Earlier in the day, efforts by the Akmal family to secure bail for Umar failed as by the time the police produced him in a judicial magistrate court it had closed for the week and the judges had gone home.
“They purposefully delayed taking him to the court so that he couldn’t get bail and now he has to spend time in lock up. We are trying to find a solution but this is a unfortunate incident,” his father, Muhammad Akmal told reporters.
Senior superintendent police, Zahid Aziz told the media that three charges were registered against Umar but all were bailable offences.
“They carry a prison term of three months to two years and fine but he can be bailed out. We filed the case because he committed a serious offence,” Aziz said.
Aziz said Umar violated a signal and when the traffic warden tried to challan him, he turned violent and caught him by the neck and also tore his uniform.
“It is a very serious offence to assault an officer on duty and tear his uniform and obstruct him from doing his duty,” he added.
Umar, 23, the youngest of the Akmal brothers who has played 16 Tests, 89 One-Day Internationals (ODIs) and 52 Twenty20 Internationals (T20Is) for his country alleged the warden had abused and than slapped him.
“The language used by the police officer was not appropriate and he had no right to talk to me like that and he also slapped me. The place where the incident took place has CCTV cameras all around and I would ask the authorities to just look at the footage and than decide whether I have done any wrong,” Umar said.

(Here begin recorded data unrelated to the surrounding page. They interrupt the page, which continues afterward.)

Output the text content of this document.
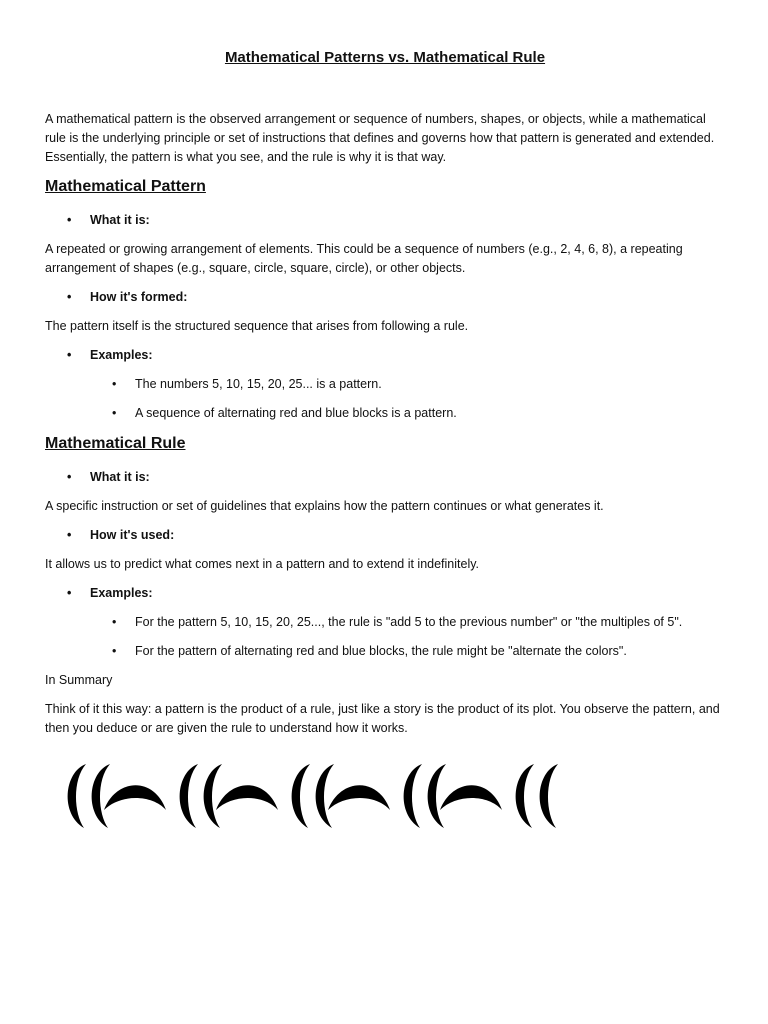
Mathematical Patterns vs. Mathematical Rule

A mathematical pattern is the observed arrangement or sequence of numbers, shapes, or objects, while a mathematical rule is the underlying principle or set of instructions that defines and governs how that pattern is generated and extended. Essentially, the pattern is what you see, and the rule is why it is that way.

Mathematical Pattern
• What it is:

A repeated or growing arrangement of elements. This could be a sequence of numbers (e.g., 2, 4, 6, 8), a repeating arrangement of shapes (e.g., square, circle, square, circle), or other objects.

• How it's formed:

The pattern itself is the structured sequence that arises from following a rule.

• Examples:
• The numbers 5, 10, 15, 20, 25... is a pattern.
• A sequence of alternating red and blue blocks is a pattern.
Mathematical Rule
• What it is:

A specific instruction or set of guidelines that explains how the pattern continues or what generates it.

• How it's used:

It allows us to predict what comes next in a pattern and to extend it indefinitely.

• Examples:
• For the pattern 5, 10, 15, 20, 25..., the rule is "add 5 to the previous number" or "the multiples of 5".
• For the pattern of alternating red and blue blocks, the rule might be "alternate the colors".

In Summary

Think of it this way: a pattern is the product of a rule, just like a story is the product of its plot. You observe the pattern, and then you deduce or are given the rule to understand how it works.
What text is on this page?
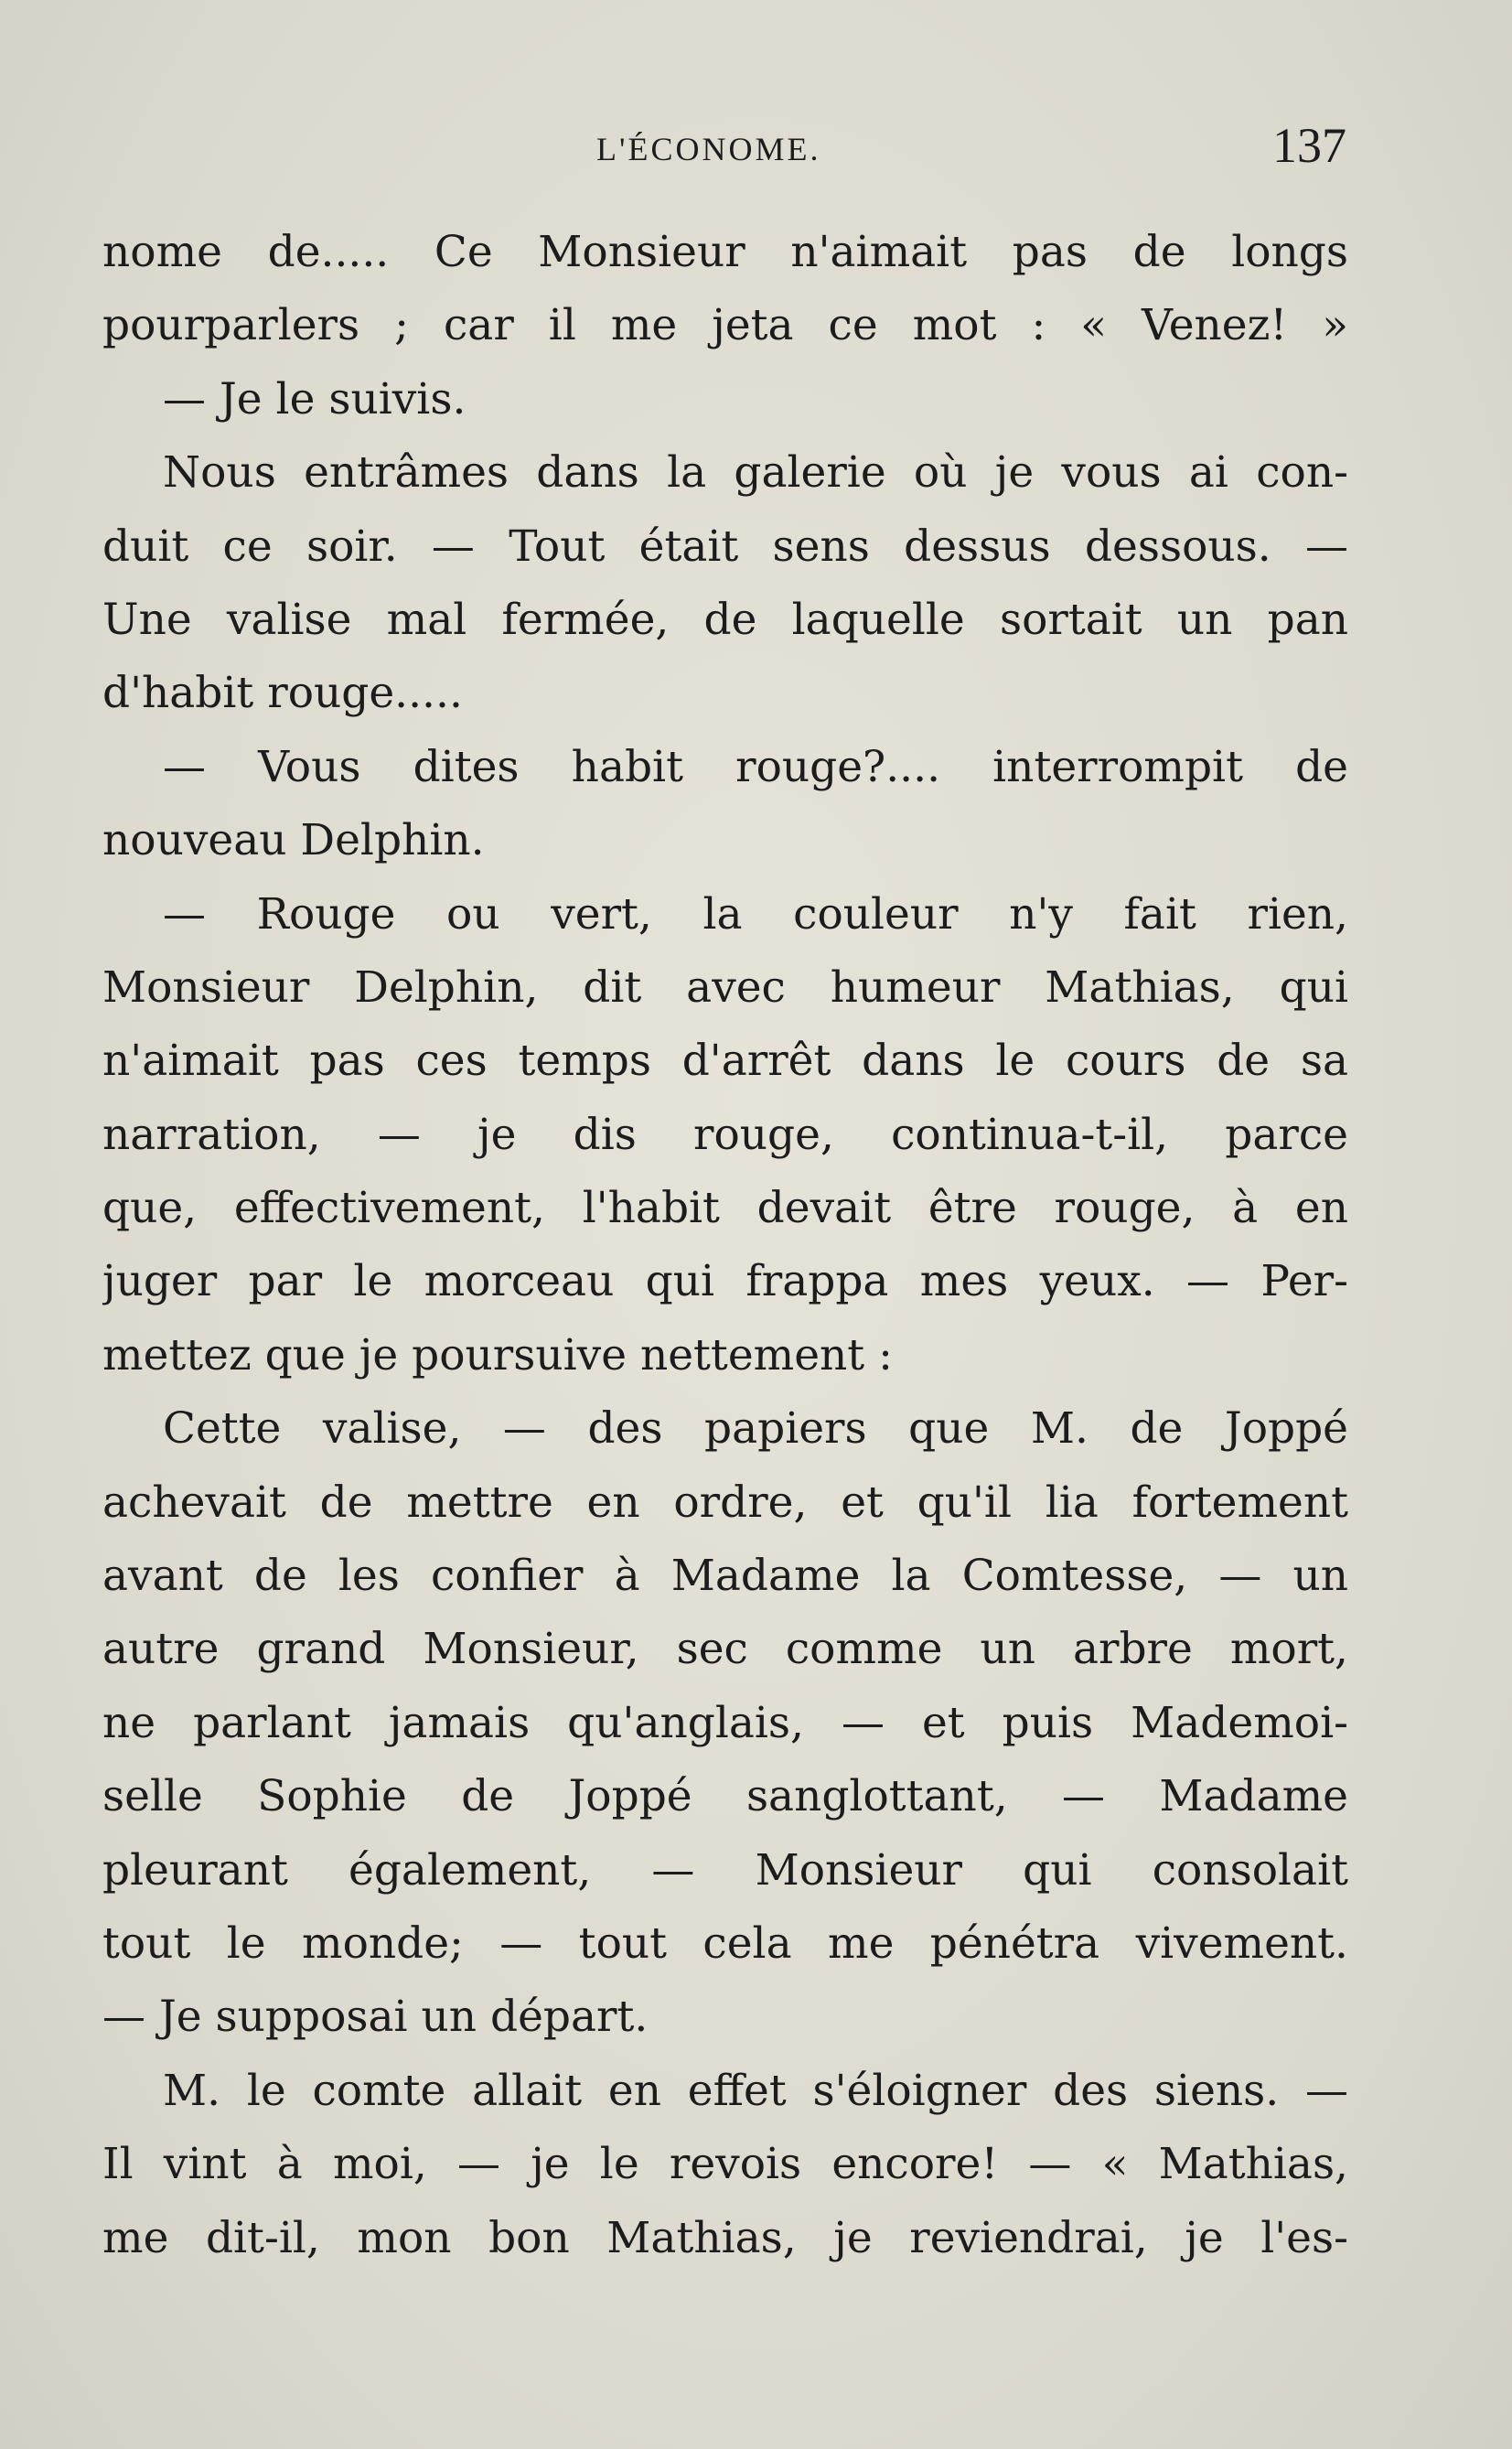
L'ÉCONOME.	137
nome de..... Ce Monsieur n'aimait pas de longs
pourparlers ; car il me jeta ce mot : « Venez! »
— Je le suivis.
Nous entrâmes dans la galerie où je vous ai con-
duit ce soir. — Tout était sens dessus dessous. —
Une valise mal fermée, de laquelle sortait un pan
d'habit rouge.....
— Vous dites habit rouge?.... interrompit de
nouveau Delphin.
— Rouge ou vert, la couleur n'y fait rien,
Monsieur Delphin, dit avec humeur Mathias, qui
n'aimait pas ces temps d'arrêt dans le cours de sa
narration, — je dis rouge, continua-t-il, parce
que, effectivement, l'habit devait être rouge, à en
juger par le morceau qui frappa mes yeux. — Per-
mettez que je poursuive nettement :
Cette valise, — des papiers que M. de Joppé
achevait de mettre en ordre, et qu'il lia fortement
avant de les confier à Madame la Comtesse, — un
autre grand Monsieur, sec comme un arbre mort,
ne parlant jamais qu'anglais, — et puis Mademoi-
selle Sophie de Joppé sanglottant, — Madame
pleurant également, — Monsieur qui consolait
tout le monde; — tout cela me pénétra vivement.
— Je supposai un départ.
M. le comte allait en effet s'éloigner des siens. —
Il vint à moi, — je le revois encore! — « Mathias,
me dit-il, mon bon Mathias, je reviendrai, je l'es-
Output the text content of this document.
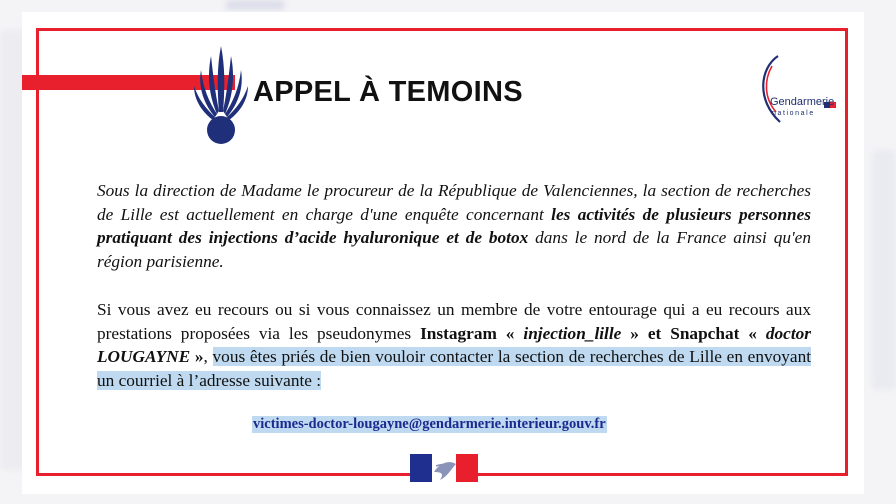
APPEL À TEMOINS	Gendarmerie
nationale
Sous la direction de Madame le procureur de la République de Valenciennes, la section de recherches de Lille est actuellement en charge d'une enquête concernant les activités de plusieurs personnes pratiquant des injections d’acide hyaluronique et de botox dans le nord de la France ainsi qu'en région parisienne.
Si vous avez eu recours ou si vous connaissez un membre de votre entourage qui a eu recours aux prestations proposées via les pseudonymes Instagram « injection_lille » et Snapchat « doctor LOUGAYNE », vous êtes priés de bien vouloir contacter la section de recherches de Lille en envoyant un courriel à l’adresse suivante :
victimes-doctor-lougayne@gendarmerie.interieur.gouv.fr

“I went to the police station to get a case registered but instead they arrested me,” he said.
This is not the first time the young batsman has been embroiled in a controversy. He had undergone counselling in the past on directions of the Pakistan Cricket Board (PCB) for behaviour problems.
Last year, Umar was censured by the board when he was called back from the Caribbean Premier League after reports he had suffered a seizure and on returning home contradicted the board’s version.
The PCB preferred to remain quiet on the incident.